Book vs. Film: The Exorcist

We take a look at one of the most significant stories of all time - The Exorcist and how it thrived both on paper and on screen.

Warning! Spoiler littered article ahead…

After the success of the novel in 1971 The Exorcist became William Peter Blatty’s magnum opus, a piece of writing so inventive and ahead of its time that it generated great interests especially from director William Friedkin who then in his infinite film-making wisdom adopted the story and crafted an adaptation that became one of the most scariest satanic movies of all time (with the help from Blatty of course).  In 1973 William Friedkin’s adaptation was finally released initiating various reactions from critics and audiences alike, they ranged from good to bad – many stating it to be just mere occult drivel while others referred to it as a hands down classic. Upon release the audience were provided with ‘’Exorcist barf bags’’ in theatres.

William Peter Blatty’s landmark satanic possession story generates such terror through Regan that even uttering the name ‘The Exorcist’ sends shivers down the spine of many novel and film lovers with no surprise of course. The novel itself spawns such a powerful and realistic story of Regan’s possession that it makes one question Blatty’s motives with this disturbing but brilliant piece of writing.

The possession story in the novel is inspired by the 1949 exorcism of Roland Doe, making Blatty’s writing just that little bit more terrifying. The Exorcist is a heavily layered novel – externally a story of a young girl plagued by demonic possession whilst her mother desperately attempts to save her with the help of two priests however there is a deeper, more subversive story at play, dealing with the eternal battle between good and evil and the true nature of faith crafting feelings of both astonishment and disconcertment. The film certainly maintains the true horror of Regan and her mother as well as the novel does with some genuinely frightening scenes – the film utilized cutting edge special effects for scenes such as the crab walk and head-turning to force upon the viewer extremely visceral images that the book could only display on paper. Not to mention the soundtrack of animals being slaughtered that is played subliminally throughout the exorcism scenes. However Blatty, like so many other great writers, allows for the reader to engage in their imagination permitting them to construct their own interpretation of the terror that the young girl and her mother endure in the novel.

The characters in the novel are so polished and profound adding to the layer of the entire story – creating a deeper exploration of the characters that of course the film could scarcely do, this makes the book virtually impossible to put down due to Blatty’s ingenuous story telling. There are still certain parts of the novel that are unbearably terrifying and that is probably down to Blatty’s descriptive and haunting language, especially concerning the crab-walk which is creepy in both the book and film. However, the novel certainly flourished in making the possession and the exorcism itself so much more insufferable, lasting months and months in the novel as opposed to the one night endeavour in the adaptation. The demon is also given more power on paper than he is on screen enabling him to torment not just Regan but the people surrounding her especially the priests – his hatred for Karras and Merrin is slightly more evident in the novel.
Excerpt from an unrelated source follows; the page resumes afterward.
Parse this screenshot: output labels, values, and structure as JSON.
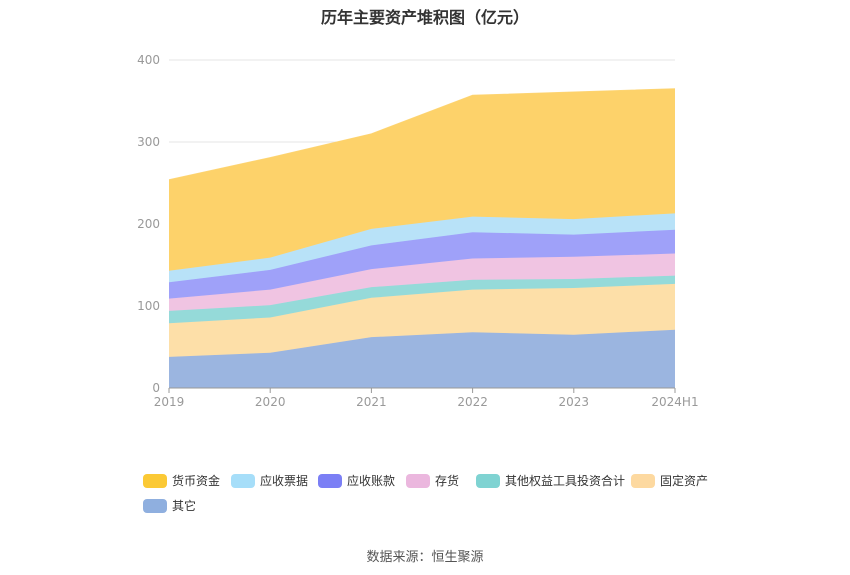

The film however was ingenious in the way it depicted the spine-tingling horror making it highly significant to the genre itself with fantastic performances from Linda Blair as the possessed girl and Ellen Burstyn as her despairing mother – Jason Miller as Father Karras scarcely goes unnoticed. The terrific acting brought an entirely fresh perspective on these paper-based characters bringing them and the petrifying story to life. Essentially the tale translates so well onto both mediums making The Exorcist one of the most influential and iconic stories of all time, successful both as a novel and a film.

Many have tried to follow down the footsteps of satanic possession films, attempting to mimic the blood curdling horror and the oh so realistic atmosphere of the eerie film and its predecessor – the inventive novel. But, of course, none were actually successful in capturing the essence of which The Exorcist is so renowned for – as most recreations or reboots rarely manage to do. The sequels which trailed the success of the original were mere failures in acquiring the respect and terror of the former classic.

Since both the novel and the film are so closely similar, the task of deciding which works best is an arduous one. The film is evidently a masterpiece, momentous in the satanic genre and a truly disturbing film that maintains the horror it shaped and crafted. Blatty’s novel however carries the presence of evil in its pages making it distressing and genuinely impossible to top due to his exceptionally effective language and intense story line – making the book the winner of this debate.